C’est une belle occasion de revoir notre modèle de production agricole. Le porc en est le meilleur exemple.

Dans ses Mémoires parues sous le titre Pour tout vous dire (VLB, 2013), Jean Garon, l’ancien ministre de l’Agriculture sous le gouvernement de René Lévesque, avait bien expliqué comment s’était pris ce tournant néfaste. 

Dans le cas du porc d’engraissement, au début des années 1980, le régime prévoyait un minimum de 50 porcs pour être assuré, permettant ainsi à un nouveau producteur de débuter tranquillement. Le maximum assurable était de 6 600 porcs livrés à l’abattoir par année.

Cela excluait ce qu’on appelle les « intégrateurs ». L’intégrateur fournit porcelets, moulée, médicaments, méthode d’élevage, services vétérinaires, etc. Les agriculteurs, qui les élèvent, sont payés à forfait, tant par porc.

Une fois au pouvoir, les libéraux ont, d'une part, modifié le règlement. Ils ont haussé le plancher à 250 têtes, ce qui eût pour conséquence d’éliminer plusieurs petits producteurs. D’autre part, ils ont fait sauter le plafond en éliminant les maxima fixés par le régime.

« On ouvrait les portes toutes grandes aux ‘‘millionnaires du porc’’, aux intégrateurs, soutient Garon dans ses Mémoires. C’est lui, en tant que propriétaire des animaux, qui est assuré et qui reçoit les paiements de stabilisation quand le prix du marché ne permet pas de couvrir les coûts de production. Il faut comprendre que ces coûts de production sont déterminés en grande partie par l’intégrateur lui-même, puisqu’il fournit tous les intrants. Drôlement pratique, pour un assuré, de pouvoir ainsi influencer le montant de sa perte!
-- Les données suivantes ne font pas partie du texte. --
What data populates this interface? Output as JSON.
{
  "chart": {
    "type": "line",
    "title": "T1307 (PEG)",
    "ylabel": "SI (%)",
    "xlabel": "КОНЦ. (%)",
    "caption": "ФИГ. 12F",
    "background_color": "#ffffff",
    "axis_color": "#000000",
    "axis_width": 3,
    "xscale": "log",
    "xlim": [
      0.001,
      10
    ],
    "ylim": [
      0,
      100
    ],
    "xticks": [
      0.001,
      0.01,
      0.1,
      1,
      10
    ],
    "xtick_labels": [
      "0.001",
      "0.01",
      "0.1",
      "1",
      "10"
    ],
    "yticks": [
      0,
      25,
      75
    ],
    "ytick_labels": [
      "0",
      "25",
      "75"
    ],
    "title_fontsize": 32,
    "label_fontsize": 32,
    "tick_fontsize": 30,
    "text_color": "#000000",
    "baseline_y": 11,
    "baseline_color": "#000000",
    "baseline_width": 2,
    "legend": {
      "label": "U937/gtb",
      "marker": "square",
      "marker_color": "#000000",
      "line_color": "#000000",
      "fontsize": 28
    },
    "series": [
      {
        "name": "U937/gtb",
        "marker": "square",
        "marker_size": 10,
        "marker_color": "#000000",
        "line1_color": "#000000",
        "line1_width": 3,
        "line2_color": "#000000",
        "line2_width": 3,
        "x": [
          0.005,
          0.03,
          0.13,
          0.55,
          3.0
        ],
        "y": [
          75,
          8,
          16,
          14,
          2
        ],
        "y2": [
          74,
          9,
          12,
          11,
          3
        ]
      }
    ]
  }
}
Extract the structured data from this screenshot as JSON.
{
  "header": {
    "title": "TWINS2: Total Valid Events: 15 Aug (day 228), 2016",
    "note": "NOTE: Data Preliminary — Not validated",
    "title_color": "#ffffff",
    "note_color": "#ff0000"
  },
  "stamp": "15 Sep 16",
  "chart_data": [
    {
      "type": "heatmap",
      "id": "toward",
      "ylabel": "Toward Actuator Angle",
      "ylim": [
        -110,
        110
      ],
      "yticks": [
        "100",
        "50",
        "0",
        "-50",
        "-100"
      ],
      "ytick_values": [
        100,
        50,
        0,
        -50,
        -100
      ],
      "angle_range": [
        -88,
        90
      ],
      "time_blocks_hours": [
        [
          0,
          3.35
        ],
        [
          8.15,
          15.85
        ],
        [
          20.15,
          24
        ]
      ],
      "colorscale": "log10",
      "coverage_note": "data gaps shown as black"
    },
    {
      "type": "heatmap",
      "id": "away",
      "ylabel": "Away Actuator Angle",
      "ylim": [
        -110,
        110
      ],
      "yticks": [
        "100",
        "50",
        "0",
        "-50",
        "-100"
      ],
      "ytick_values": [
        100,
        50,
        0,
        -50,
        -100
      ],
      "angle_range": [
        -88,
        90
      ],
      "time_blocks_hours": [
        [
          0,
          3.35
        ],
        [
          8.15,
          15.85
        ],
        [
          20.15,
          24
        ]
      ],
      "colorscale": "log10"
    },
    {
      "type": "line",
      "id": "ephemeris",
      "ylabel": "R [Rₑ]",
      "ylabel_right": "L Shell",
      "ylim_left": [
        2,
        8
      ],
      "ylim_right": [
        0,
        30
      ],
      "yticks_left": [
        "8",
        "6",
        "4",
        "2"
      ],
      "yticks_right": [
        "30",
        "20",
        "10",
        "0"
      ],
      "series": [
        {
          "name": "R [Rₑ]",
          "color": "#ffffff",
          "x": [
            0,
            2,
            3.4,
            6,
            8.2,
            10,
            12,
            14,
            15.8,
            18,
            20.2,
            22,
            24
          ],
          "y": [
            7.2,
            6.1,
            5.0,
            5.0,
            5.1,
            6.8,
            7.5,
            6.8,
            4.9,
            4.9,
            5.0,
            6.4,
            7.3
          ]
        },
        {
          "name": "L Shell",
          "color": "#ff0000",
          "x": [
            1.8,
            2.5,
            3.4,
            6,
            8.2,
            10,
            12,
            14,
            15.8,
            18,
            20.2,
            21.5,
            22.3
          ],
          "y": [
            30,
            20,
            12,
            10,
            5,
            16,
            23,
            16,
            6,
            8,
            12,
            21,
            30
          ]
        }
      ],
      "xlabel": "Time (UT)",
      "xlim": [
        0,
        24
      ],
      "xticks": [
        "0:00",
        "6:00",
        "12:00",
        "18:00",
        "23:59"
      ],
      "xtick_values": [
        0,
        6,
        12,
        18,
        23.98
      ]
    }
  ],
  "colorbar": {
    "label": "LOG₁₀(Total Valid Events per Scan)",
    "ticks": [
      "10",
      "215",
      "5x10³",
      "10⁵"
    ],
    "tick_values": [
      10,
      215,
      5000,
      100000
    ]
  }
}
Si le prix de la moulée grimpe, la perte augmente et l’assurance paie davantage. Or, c’est le meunier-intégrateur qui se vend à lui-même la moulée, souvent fabriquée avec des grains importés des États-Unis ou de l’Ouest eu Canada! Il me semble qu’il y a là un petit problème… »

Garon évaluait en 2013 à près de 3 milliards de dollars les sommes versées par le gouvernement aux éleveurs de porcs depuis l’an 2000. « C’est peut-être un plus gros scandale encore que celui des grands travaux routiers », soutenait-il.

Selon lui, Lucien Bouchard – « un petit avocat de province qui n’a jamais saisi la complexité de l’agriculture québécoise » – n’a rien fait sinon que d’aggraver le problème en lançant l’objectif national d’exporter pour un milliard de dollars de porcs lors du sommet sur l’agroalimentaire de Saint-Hyacinthe en 1998. « Le feu vert a alors été donné à encore plus d’intégration et à encore plus de mégaporcheries », estime Garon.

Avec la création des mégaporcheries, les producteurs en sont venus à acheter des terres, déboiser des forêts et prélever la couche d’humus dans le seul but de pouvoir étendre leur purin.  

 

L’autosuffisance alimentaire

Jean Garon rappelait alors que, sous le gouvernement de René Lévesque, « l’autosuffisance alimentaire, c’était notre but. C’était être capable de nous nourrir nous-mêmes ou, plus précisément, de produire suffisamment pour que nos exportations compensent nos importations », d’expliquer l’ancien ministre.

« Sous Bourassa, de 1970 à 1976, c’était passé de 60% à 47%. Nous avons atteint 80% au milieu des années 1980. Avec les libéraux de Jean Charest, on a arrêté de chiffrer. Mais on serait aujourd’hui, estime-t-on, à 30-35% d’autosuffisance alimentaire », résumait Jean Garon en 2013. Quelle est la situation aujourd’hui? Fort probablement pire qu’en 2013.

Jean Garon se disait alors toujours convaincu que la ferme familiale indépendante reste la formule la plus efficace tant sur le plan social, économique et environnemental, que du point de vue du consommateur, et qu’une politique agroalimentaire digne de ce nom ne peut que s’appuyer sur elle.

La crise du porc, dans le contexte de la fin de la mondialisation et de la division internationale de la production, est l’occasion de réactualiser les propos de celui qui fut le meilleur ministre de l’Agriculture du Québec et d’amorcer une véritable réflexion critique sur le modèle de l’agriculture productiviste.